This title comes from an essay by Umberto Eco, the famous Italian writer (among many, many, many other things).
In it, he argued that when two different cultures meet, there are 5 solutions: conquest (either to make them like us or to destroy them), cultural looting, exchange, exoticism or the false identification. Obviously, the reality is usually more complex and you usually end up with a mix of them.
I can hear you boiling and wondering what is the link between Umberto Eco and tea (unless I missed something he never wrote anything about tea) but to know the answer, you will have as usual to bear a little more with me.

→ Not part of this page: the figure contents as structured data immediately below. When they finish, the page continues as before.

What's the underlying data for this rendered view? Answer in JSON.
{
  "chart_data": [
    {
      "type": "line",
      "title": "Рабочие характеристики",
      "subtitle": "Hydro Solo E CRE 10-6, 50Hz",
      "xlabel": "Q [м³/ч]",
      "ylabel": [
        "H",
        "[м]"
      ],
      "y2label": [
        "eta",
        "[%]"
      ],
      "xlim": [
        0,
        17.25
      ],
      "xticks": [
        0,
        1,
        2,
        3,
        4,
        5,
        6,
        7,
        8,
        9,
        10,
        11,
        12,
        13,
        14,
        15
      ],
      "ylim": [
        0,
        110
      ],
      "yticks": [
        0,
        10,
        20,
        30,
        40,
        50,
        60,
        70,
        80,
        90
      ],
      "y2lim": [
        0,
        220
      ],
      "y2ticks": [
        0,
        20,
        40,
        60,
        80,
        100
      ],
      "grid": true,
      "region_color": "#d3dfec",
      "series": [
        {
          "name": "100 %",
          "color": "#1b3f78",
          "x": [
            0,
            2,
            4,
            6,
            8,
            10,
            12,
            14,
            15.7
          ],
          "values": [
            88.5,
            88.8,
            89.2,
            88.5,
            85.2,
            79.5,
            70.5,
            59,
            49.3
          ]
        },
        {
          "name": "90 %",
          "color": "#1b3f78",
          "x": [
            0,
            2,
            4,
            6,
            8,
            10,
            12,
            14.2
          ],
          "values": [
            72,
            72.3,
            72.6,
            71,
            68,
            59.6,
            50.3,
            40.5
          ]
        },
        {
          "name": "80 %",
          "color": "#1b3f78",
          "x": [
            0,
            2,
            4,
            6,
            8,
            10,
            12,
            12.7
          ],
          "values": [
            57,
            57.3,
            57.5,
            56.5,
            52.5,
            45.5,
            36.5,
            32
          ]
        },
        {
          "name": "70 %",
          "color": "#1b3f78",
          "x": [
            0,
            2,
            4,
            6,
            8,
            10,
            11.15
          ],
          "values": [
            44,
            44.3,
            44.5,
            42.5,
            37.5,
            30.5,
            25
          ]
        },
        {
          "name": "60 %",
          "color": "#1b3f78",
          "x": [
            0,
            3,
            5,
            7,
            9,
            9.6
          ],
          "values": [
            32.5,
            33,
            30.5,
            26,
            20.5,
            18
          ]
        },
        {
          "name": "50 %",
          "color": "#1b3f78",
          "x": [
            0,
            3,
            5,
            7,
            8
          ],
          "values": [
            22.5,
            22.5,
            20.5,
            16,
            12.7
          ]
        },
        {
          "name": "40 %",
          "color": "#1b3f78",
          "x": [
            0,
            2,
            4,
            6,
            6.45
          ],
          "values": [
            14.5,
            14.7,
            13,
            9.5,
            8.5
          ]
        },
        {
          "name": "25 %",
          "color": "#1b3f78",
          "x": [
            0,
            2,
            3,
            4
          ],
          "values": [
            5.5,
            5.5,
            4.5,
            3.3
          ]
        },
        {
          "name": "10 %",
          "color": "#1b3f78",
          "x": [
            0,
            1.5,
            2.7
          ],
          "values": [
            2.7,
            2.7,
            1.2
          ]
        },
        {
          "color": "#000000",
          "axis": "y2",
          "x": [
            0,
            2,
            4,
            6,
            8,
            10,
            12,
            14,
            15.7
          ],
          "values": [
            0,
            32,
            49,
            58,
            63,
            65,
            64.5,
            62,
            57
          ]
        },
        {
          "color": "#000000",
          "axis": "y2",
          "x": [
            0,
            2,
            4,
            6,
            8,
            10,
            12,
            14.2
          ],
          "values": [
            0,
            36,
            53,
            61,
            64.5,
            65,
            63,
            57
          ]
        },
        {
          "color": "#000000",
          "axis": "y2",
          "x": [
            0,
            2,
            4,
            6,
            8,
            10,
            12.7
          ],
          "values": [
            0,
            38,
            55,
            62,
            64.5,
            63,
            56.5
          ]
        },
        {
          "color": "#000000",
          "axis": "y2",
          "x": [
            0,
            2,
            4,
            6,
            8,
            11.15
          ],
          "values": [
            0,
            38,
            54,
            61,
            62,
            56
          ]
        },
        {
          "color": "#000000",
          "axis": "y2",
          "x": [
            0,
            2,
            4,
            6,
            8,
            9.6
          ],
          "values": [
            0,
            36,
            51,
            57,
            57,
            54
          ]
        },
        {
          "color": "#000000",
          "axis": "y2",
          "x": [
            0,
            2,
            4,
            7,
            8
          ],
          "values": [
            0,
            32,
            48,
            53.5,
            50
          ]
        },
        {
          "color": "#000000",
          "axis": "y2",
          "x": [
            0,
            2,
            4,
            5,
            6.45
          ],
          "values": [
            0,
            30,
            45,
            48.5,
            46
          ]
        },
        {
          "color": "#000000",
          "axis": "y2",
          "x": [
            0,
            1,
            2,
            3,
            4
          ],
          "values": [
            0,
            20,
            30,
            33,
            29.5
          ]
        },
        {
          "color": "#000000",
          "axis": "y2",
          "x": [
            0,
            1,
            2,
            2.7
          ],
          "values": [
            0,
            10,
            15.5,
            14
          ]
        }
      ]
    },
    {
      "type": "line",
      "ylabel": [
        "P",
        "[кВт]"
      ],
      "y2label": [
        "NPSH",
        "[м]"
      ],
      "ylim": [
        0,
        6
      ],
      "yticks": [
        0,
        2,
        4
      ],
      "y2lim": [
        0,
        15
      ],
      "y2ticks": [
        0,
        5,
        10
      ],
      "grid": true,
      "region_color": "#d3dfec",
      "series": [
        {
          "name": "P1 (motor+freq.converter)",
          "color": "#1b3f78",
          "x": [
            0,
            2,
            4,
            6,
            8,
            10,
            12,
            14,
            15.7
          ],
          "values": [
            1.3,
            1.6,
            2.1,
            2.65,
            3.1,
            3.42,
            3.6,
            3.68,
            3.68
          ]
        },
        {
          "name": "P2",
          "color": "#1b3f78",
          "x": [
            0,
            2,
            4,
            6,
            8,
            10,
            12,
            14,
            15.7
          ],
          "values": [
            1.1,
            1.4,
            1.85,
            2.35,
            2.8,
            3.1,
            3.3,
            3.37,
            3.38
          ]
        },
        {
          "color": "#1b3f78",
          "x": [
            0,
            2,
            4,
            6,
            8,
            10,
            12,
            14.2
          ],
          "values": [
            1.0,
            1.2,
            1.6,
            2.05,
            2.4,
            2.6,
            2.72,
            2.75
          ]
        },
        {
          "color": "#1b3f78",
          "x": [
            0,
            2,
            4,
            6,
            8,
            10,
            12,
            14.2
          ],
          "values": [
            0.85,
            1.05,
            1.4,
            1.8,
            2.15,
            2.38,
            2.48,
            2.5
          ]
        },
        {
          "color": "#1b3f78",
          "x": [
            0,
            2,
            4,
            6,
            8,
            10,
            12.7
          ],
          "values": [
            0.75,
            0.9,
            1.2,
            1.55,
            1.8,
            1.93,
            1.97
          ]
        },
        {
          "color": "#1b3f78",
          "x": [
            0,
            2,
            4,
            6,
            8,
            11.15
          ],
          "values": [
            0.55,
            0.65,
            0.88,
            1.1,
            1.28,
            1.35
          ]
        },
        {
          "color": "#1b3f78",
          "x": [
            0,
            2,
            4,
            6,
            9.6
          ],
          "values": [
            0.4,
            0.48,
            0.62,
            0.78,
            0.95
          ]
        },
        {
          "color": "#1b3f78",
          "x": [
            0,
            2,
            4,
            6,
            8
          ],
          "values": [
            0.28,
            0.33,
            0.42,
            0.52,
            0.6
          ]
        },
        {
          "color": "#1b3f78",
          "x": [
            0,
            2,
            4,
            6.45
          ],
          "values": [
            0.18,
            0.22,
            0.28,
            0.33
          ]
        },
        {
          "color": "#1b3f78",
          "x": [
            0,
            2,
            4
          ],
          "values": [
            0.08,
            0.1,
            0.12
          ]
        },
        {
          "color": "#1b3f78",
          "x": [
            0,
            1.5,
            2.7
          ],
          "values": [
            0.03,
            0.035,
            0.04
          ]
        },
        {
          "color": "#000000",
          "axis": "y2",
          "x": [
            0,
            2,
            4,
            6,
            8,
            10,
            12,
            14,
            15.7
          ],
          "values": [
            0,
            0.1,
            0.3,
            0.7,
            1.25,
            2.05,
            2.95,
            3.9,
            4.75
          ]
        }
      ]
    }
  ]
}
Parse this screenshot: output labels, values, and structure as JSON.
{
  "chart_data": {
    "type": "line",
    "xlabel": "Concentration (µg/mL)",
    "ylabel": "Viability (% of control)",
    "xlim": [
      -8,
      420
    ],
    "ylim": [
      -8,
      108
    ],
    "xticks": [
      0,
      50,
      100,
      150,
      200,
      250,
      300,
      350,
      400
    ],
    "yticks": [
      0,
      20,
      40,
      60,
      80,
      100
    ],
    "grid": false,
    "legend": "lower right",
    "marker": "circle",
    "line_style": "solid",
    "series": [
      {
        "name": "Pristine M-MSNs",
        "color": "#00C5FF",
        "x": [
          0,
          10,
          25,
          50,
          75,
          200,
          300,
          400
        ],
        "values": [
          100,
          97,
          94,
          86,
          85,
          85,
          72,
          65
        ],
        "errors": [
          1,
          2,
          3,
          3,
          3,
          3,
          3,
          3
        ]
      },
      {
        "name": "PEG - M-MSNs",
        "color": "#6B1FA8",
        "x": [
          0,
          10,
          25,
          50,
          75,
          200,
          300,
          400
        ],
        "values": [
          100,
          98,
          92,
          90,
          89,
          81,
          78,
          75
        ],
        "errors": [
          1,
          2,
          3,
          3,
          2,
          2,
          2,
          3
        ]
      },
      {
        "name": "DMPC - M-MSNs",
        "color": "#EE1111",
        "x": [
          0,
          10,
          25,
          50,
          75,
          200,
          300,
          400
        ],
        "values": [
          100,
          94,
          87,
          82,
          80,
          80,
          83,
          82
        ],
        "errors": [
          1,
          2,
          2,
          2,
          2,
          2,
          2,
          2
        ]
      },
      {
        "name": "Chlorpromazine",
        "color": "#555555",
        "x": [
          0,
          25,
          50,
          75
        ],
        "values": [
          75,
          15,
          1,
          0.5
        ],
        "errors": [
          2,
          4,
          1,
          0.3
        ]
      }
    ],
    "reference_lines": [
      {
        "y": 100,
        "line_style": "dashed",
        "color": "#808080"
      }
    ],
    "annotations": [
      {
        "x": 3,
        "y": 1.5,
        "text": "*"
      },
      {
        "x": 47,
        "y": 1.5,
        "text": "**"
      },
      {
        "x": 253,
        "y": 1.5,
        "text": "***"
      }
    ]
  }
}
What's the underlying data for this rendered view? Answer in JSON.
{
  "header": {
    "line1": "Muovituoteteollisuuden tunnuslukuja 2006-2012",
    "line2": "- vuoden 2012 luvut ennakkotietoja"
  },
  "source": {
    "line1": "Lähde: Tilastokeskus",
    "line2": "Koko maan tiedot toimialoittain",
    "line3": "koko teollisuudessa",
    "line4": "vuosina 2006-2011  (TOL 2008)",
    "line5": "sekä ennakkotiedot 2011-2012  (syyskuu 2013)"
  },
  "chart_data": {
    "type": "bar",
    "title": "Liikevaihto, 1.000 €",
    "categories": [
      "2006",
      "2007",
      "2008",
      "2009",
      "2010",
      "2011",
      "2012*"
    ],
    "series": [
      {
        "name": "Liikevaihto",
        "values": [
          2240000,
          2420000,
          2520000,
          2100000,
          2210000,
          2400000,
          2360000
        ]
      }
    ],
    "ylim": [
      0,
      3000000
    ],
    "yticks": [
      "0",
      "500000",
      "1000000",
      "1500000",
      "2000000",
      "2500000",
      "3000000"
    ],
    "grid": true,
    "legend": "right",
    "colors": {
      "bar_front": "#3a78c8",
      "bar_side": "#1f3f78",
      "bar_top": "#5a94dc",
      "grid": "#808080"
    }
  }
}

Tea is said to have been discovered by Shennong when he tasted hundred of herbs to see if they had any medical value. The result is said to be compiled in The Classic of Herbal Medicine. Tea being said to be efficient against a great number of poisoned herbs.
Tea appeared quite often in medical books or under most lists like a medicinal plant. For example, in 1887, Franz Eugen Köhler published Kohler’s Medicinal Plants in 3 volumes and guess what plant was in it? Yes, Camellia sinensis.
I am sure you begin to see a pattern here and perhaps see where I am heading.
Why do I say that? It is just because I noticed a trend of false identification in tea, one that has been going for a long time now and I think that if I look at some old ads, it was there even before my time.
If you read the paragraphs above, you can see that this trend has its roots in how the tea was said to be discovered; how it was first perceived and how it was first sent to and distributed in Europe (in private chests by seamen trying to improve their income and then distributed as a pharmaceutical drug).
False identification means that we explore and discover the world based on what we read about it and I would go as far as saying what we expect to find in it.
Tea was considered from the beginning as a medical herb and in an era where obsessed with well-being (which reveals something else about us too) this shows as tea is now said to have all kind of virtues. I won’t bother you with a list of all of them as I would probably forget a lot of them.
Therefore, we are expecting a lot of tea leave and we are interpreting everything about it with this focus in mind.
Aren’t we trying too hard to find something in tea?
Umberto Eco concluded his essay by saying that instead of focusing on finding unicorns, we should perhaps try to understand the nature, the habits and language of the dragons.
Perhaps we should stop trying to find anything in tea and just “listen” to it, enjoy it and let it speak to our tastes and our soul.
After all, traditional Chinese and Japanese tea drinking methods are all about water, leaves, simplicity and nothing more.
I think there is something that the Long and the Nihon no ryū are trying to tell us.